RegFlow: Probabilistic Flow-based Regression for Future Prediction
This work provides a more flexible and robust method for future prediction in non-deterministic systems, which is important for researchers and practitioners working with complex behavioral modeling, such as human behavior.
This paper addresses the challenge of predicting future states in complex, non-deterministic scenarios by introducing RegFlow, a probabilistic framework that models future predictions without strong assumptions about modality or underlying probability distributions. It leverages a hypernetwork architecture and trains a continuous normalizing flow model, achieving state-of-the-art results on several benchmark datasets.
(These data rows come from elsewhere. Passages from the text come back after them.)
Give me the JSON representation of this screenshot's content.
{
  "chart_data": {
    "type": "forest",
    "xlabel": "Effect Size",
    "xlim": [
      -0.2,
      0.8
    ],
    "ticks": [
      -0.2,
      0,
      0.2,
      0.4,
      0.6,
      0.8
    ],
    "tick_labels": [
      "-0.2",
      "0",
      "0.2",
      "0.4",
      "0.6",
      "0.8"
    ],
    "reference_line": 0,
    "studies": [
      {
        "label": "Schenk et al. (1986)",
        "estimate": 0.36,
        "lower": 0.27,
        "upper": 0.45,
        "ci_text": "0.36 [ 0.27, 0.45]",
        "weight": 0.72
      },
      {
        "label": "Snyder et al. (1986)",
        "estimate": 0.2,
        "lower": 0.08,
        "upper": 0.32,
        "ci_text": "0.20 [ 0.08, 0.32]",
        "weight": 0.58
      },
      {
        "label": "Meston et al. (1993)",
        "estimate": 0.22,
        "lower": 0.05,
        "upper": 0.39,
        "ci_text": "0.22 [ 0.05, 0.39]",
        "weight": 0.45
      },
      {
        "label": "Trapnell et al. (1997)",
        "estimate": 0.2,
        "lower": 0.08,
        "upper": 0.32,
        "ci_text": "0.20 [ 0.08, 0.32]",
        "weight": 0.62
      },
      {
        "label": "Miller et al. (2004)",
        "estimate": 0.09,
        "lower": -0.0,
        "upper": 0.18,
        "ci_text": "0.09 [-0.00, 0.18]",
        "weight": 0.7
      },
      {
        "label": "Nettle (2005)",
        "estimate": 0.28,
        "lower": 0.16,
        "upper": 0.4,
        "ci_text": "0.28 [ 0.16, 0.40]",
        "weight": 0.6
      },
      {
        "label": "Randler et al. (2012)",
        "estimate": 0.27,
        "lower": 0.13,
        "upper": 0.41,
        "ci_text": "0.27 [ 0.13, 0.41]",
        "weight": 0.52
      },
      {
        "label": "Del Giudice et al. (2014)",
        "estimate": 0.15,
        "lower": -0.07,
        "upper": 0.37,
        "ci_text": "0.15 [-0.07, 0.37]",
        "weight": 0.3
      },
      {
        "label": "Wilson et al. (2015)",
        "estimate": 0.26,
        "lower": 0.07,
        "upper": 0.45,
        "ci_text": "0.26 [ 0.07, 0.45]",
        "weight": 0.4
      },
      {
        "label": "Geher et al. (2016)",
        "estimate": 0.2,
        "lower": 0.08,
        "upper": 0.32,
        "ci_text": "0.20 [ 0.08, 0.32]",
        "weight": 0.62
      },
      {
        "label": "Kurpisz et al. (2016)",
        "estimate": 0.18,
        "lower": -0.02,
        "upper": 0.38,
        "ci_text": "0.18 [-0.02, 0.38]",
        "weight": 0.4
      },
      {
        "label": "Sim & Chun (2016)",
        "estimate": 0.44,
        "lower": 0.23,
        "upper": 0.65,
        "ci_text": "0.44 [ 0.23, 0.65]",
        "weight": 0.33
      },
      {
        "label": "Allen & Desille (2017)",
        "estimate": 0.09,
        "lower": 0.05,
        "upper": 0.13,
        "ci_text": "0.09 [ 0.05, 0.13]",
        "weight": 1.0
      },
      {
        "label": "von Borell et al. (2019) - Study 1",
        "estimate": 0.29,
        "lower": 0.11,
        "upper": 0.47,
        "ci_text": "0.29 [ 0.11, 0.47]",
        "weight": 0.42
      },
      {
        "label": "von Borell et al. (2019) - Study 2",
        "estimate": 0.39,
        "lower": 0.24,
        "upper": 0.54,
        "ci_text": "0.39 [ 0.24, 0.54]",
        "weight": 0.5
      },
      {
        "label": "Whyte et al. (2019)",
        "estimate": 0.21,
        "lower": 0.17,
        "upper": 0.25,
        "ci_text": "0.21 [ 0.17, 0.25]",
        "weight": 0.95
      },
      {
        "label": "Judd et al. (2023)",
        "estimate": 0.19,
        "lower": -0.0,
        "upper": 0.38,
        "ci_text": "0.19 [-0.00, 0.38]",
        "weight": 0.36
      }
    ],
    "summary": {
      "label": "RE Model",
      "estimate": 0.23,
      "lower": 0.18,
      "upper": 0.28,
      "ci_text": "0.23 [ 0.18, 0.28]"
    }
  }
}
Predicting future states or actions of a given system remains a fundamental, yet unsolved challenge of intelligence, especially in the scope of complex and non-deterministic scenarios, such as modeling behavior of humans. Existing approaches provide results under strong assumptions concerning unimodality of future states, or, at best, assuming specific probability distributions that often poorly fit to real-life conditions. In this work we introduce a robust and flexible probabilistic framework that allows to model future predictions with virtually no constrains regarding the modality or underlying probability distribution. To achieve this goal, we leverage a hypernetwork architecture and train a continuous normalizing flow model. The resulting method dubbed RegFlow achieves state-of-the-art results on several benchmark datasets, outperforming competing approaches by a significant margin.